Signals to watch in 2025
- ETF net creations/redemptions across U.S. and international listings.
- On-chain illiquid supply and long-term holder distribution behavior.
- CME futures open interest, basis, and options skew for institutional positioning.
- Miner revenue mix (fees vs subsidy) and hashrate trends.
- Global liquidity indicators and real yield movements.

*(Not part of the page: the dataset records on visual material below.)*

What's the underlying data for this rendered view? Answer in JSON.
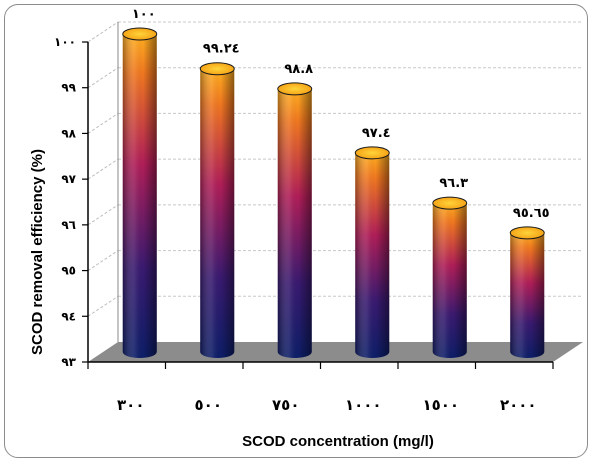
{
  "chart_data": {
    "type": "bar",
    "categories": [
      "٣٠٠",
      "٥٠٠",
      "٧٥٠",
      "١٠٠٠",
      "١٥٠٠",
      "٢٠٠٠"
    ],
    "values": [
      100,
      99.24,
      98.8,
      97.4,
      96.3,
      95.65
    ],
    "data_labels": [
      "١٠٠",
      "٩٩.٢٤",
      "٩٨.٨",
      "٩٧.٤",
      "٩٦.٣",
      "٩٥.٦٥"
    ],
    "title": "",
    "xlabel": "SCOD concentration (mg/l)",
    "ylabel": "SCOD removal efficiency (%)",
    "ylim": [
      93,
      100
    ],
    "yticks": [
      93,
      94,
      95,
      96,
      97,
      98,
      99,
      100
    ],
    "ytick_labels": [
      "٩٣",
      "٩٤",
      "٩٥",
      "٩٦",
      "٩٧",
      "٩٨",
      "٩٩",
      "١٠٠"
    ],
    "grid": true,
    "style": "3d-cylinder",
    "colors": {
      "bar_top": "#f5a623",
      "bar_upper": "#ff8c1a",
      "bar_mid": "#9c1f5e",
      "bar_bottom": "#1a1d6e",
      "floor": "#8c8c8c",
      "grid": "#c8c8c8"
    }
  }
}
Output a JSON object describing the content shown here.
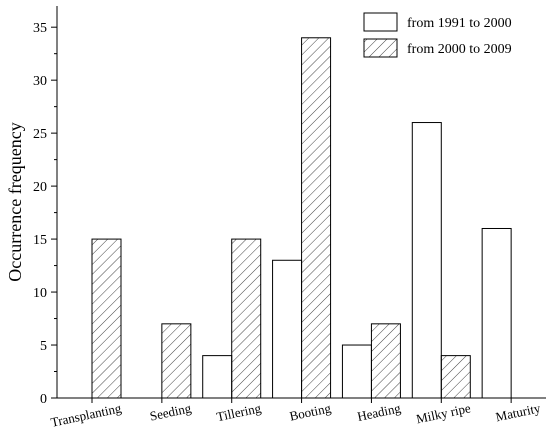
{
  "chart_data": {
    "type": "bar",
    "title": "",
    "xlabel": "",
    "ylabel": "Occurrence frequency",
    "ylim": [
      0,
      37
    ],
    "yticks": [
      0,
      5,
      10,
      15,
      20,
      25,
      30,
      35
    ],
    "grid": false,
    "legend_position": "top-right",
    "categories": [
      "Transplanting",
      "Seeding",
      "Tillering",
      "Booting",
      "Heading",
      "Milky ripe",
      "Maturity"
    ],
    "series": [
      {
        "name": "from 1991 to 2000",
        "pattern": "none",
        "values": [
          0,
          0,
          4,
          13,
          5,
          26,
          16
        ]
      },
      {
        "name": "from 2000 to 2009",
        "pattern": "hatched",
        "values": [
          15,
          7,
          15,
          34,
          7,
          4,
          0
        ]
      }
    ]
  }
}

Conclusion: A Post-Halving Market With New Gravity
The 4-year Bitcoin cycle was a useful map for an early-stage, issuance-driven asset. Grayscale’s view – echoed by much of the institutional research community – is that Bitcoin’s next phase is shaped less by block subsidies and more by structural demand via spot ETFs, constrained float, and macro liquidity conditions. That doesn’t eliminate halving-related effects; it dilutes and distorts them. For crypto-native readers, the edge in 2025 comes from integrating ETF flow analytics, on-chain supply dynamics, and macro into a single thesis – and retiring the idea that the calendar alone dictates the trend.